Ein hier seit Jahren zum Thema Beschaffung bekannter Kritikpunkt ist jedoch die “Eigenerklärung zur Einhaltung der ILO-Kernarbeitsnormen”.
In diesem üblicherweise von Bietern herangezogenen Formular ist leider bereits eine Erklärung enthalten, dass “Trotz intensiven Bemühens” die “Vorlage eines Nachweises”, dass die Einhaltung des Mindeststandards der ILO-Kernarbeitsnormen “nicht möglich” sei. Damit wird das Anliegen der fairen Beschaffung zu leicht umgangen. Man verweist dabei auf ein verbreitetes Problem des Großhandels: Vorherige Händler und Produzenten seien in der Produktionskette unbekannt und daher werde nicht einmal versucht, diese einzelnen Akteure einen Nachweis über faire Produktionsbedingungen erbringen zu lassen.
Vielfach ist, wie ebenfalls in der Studie erklärt wird, den Verantwortlichen unklar, wie Fairer Handel definiert wird. und die geltenden Sozialstandards und anerkannten Zertifizierungen, wie z.B. FairTrade-Siegel, sind sowohl in der Verwaltung, als auch unter Lieferanten weitgehend unbekannt.
Auf den Einkauf einwirken
Verschiedene, erfahrene NGOs bemühen sich hier um die Beratung, beispielsweise in Form von Musterausschreibungen sowie mit Informationsmaterialien zu verschiedenen Nachweisen, Siegeln und Zertifizierungen. Städte wie Bremen oder Dortmund haben diese Angebote erfolgreich genutzt.

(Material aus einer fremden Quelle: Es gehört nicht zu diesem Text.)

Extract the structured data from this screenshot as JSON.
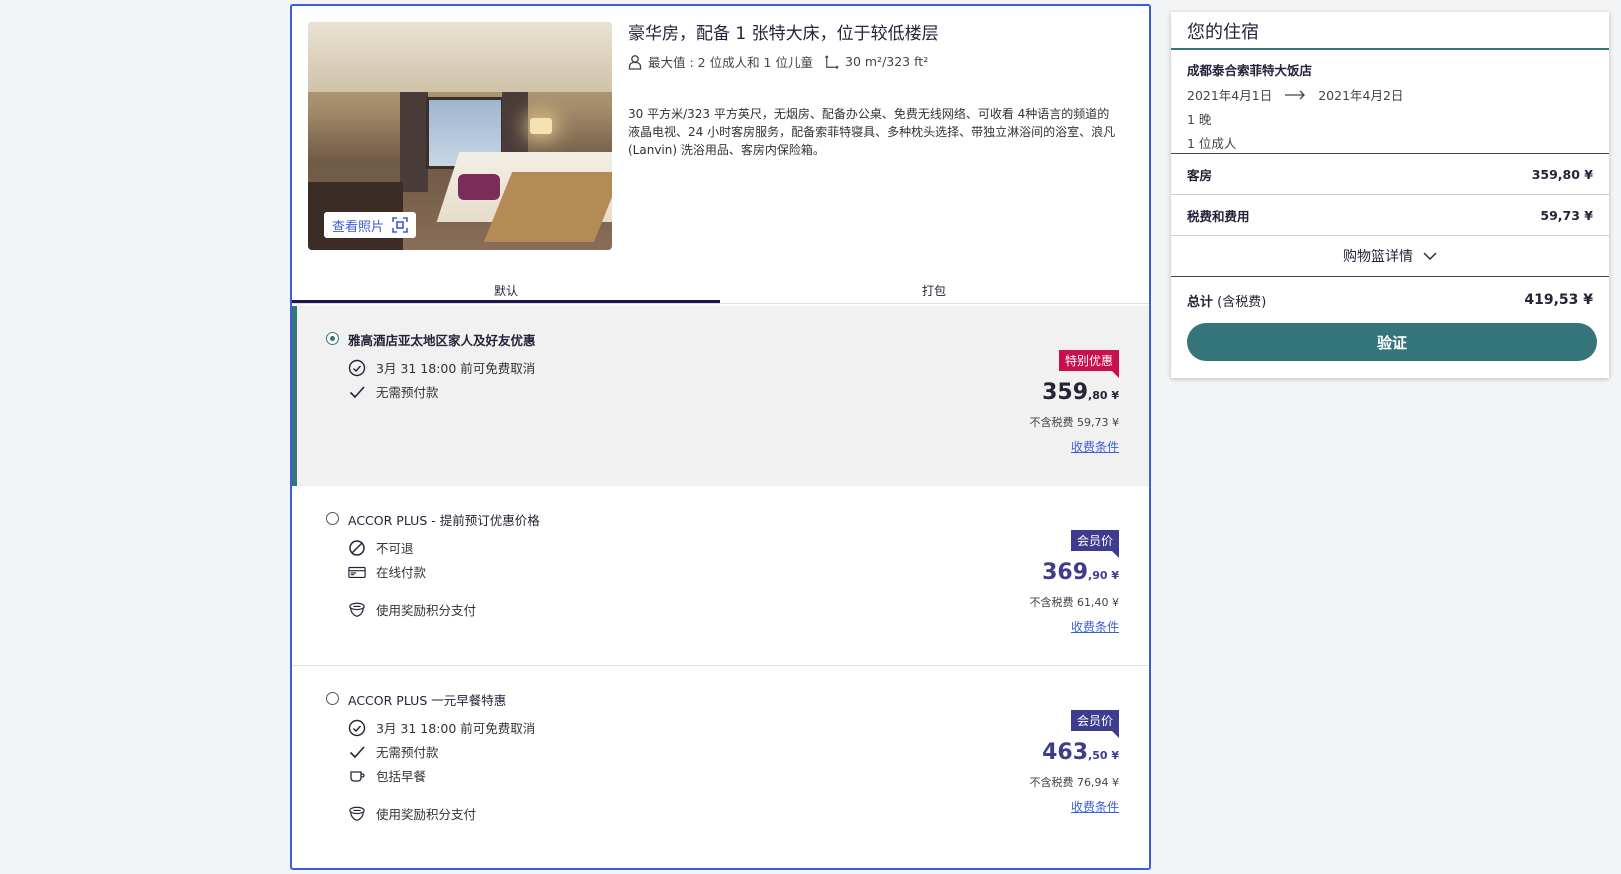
{
  "room": {
    "photo_button": "查看照片",
    "title": "豪华房，配备 1 张特大床，位于较低楼层",
    "capacity": "最大值 : 2 位成人和 1 位儿童",
    "size": "30 m²/323 ft²",
    "description": "30 平方米/323 平方英尺，无烟房、配备办公桌、免费无线网络、可收看 4种语言的频道的液晶电视、24 小时客房服务，配备索菲特寝具、多种枕头选择、带独立淋浴间的浴室、浪凡 (Lanvin) 洗浴用品、客房内保险箱。"
  },
  "tabs": [
    {
      "label": "默认"
    },
    {
      "label": "打包"
    }
  ],
  "offers": [
    {
      "name": "雅高酒店亚太地区家人及好友优惠",
      "features": [
        "3月 31 18:00 前可免费取消",
        "无需预付款"
      ],
      "badge": "特别优惠",
      "price_int": "359",
      "price_dec": ",80 ¥",
      "tax": "不含税费 59,73 ¥",
      "terms": "收费条件"
    },
    {
      "name": "ACCOR PLUS - 提前预订优惠价格",
      "features": [
        "不可退",
        "在线付款",
        "使用奖励积分支付"
      ],
      "badge": "会员价",
      "price_int": "369",
      "price_dec": ",90 ¥",
      "tax": "不含税费 61,40 ¥",
      "terms": "收费条件"
    },
    {
      "name": "ACCOR PLUS 一元早餐特惠",
      "features": [
        "3月 31 18:00 前可免费取消",
        "无需预付款",
        "包括早餐",
        "使用奖励积分支付"
      ],
      "badge": "会员价",
      "price_int": "463",
      "price_dec": ",50 ¥",
      "tax": "不含税费 76,94 ¥",
      "terms": "收费条件"
    }
  ],
  "summary": {
    "title": "您的住宿",
    "hotel": "成都泰合索菲特大饭店",
    "checkin": "2021年4月1日",
    "checkout": "2021年4月2日",
    "nights": "1 晚",
    "guests": "1 位成人",
    "room_label": "客房",
    "room_amount": "359,80 ¥",
    "tax_label": "税费和费用",
    "tax_amount": "59,73 ¥",
    "cart_details": "购物篮详情",
    "total_label": "总计",
    "total_suffix": " (含税费)",
    "total_amount": "419,53 ¥",
    "verify_button": "验证"
  },
  "colors": {
    "accent_teal": "#35767b",
    "card_border": "#3b5dd6",
    "special_badge": "#c8104d",
    "member_badge": "#3d3c8f"
  }
}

Eine Unterstützung der Verantwortlichen für Einkauf oder Beschaffung bei Ausschreibungen und in Form der Erklärungen von Nachweisen ist gerade in Berlin noch dringend notwendig.
“Wir optimieren die bestehenden Regelungen zur Einhaltung der ILO-Kernarbeitsnormen und nehmen diese in eine Verwaltungsvorschrift auf.” lautet die Aussage der Wirtschaftssenatsverwaltung. Noch liefert das zur Verfügung gestellte, offizielle Formular allerdings keinen Anreiz, Druck auf Lieferanten auszuüben, um so überhaupt zu erfahren, wie die gelieferten Waren produziert wurden.
Öffentliche Beschaffung hat einen großen Marktanteil in verschiedensten Produktgruppen. Damit faire Produzenten durch größere Auftragsmengen gestärkt werden und der gesamte Markt sich mehr in Richtung stärkerer Einhaltung von Menschenrechten und Mindeststandards bei Arbeitsbedingungen entwickeln kann, ist es notwendig, dass hier die staatlichen Einkäufe beispielhaft mitziehen.
PIRATEN fordern, dass die Verwaltung auf die Einhaltung bisheriger Beschlüsse und auf Nachweise von Herstellern und Lieferanten besteht, sobald bekannt ist, dass es als fair anerkannte Bezugsquellen für entsprechende Produkte gibt. Eigenerklärungen von Bietern, die nur der äußerlichen Erfüllung von Formalitäten dienen, gehören in den Papierkorb der Geschichte. Die Menschen in den Ländern des globalen Südens brauchen keine nett gemeinten Symbole, sondern – ebenso wie bei uns – gerechten Lohn für ihre Arbeit, Chancen auf Bildung für ihre Kinder und die Freiheit ihre Lebensbedingungen mitzugestalten.
Gerne nehmen wir Senatorin Pop beim Wort und verfolgen ebenso aufmerksam wie ungeduldig dessen Umsetzung. Denn eine mit der Auszeichnung versehene “Faire Hauptstadt” kann nicht dulden, dass gerade bei ihrer Beschaffung das Anliegen “Fairer Handel” umgangen wird.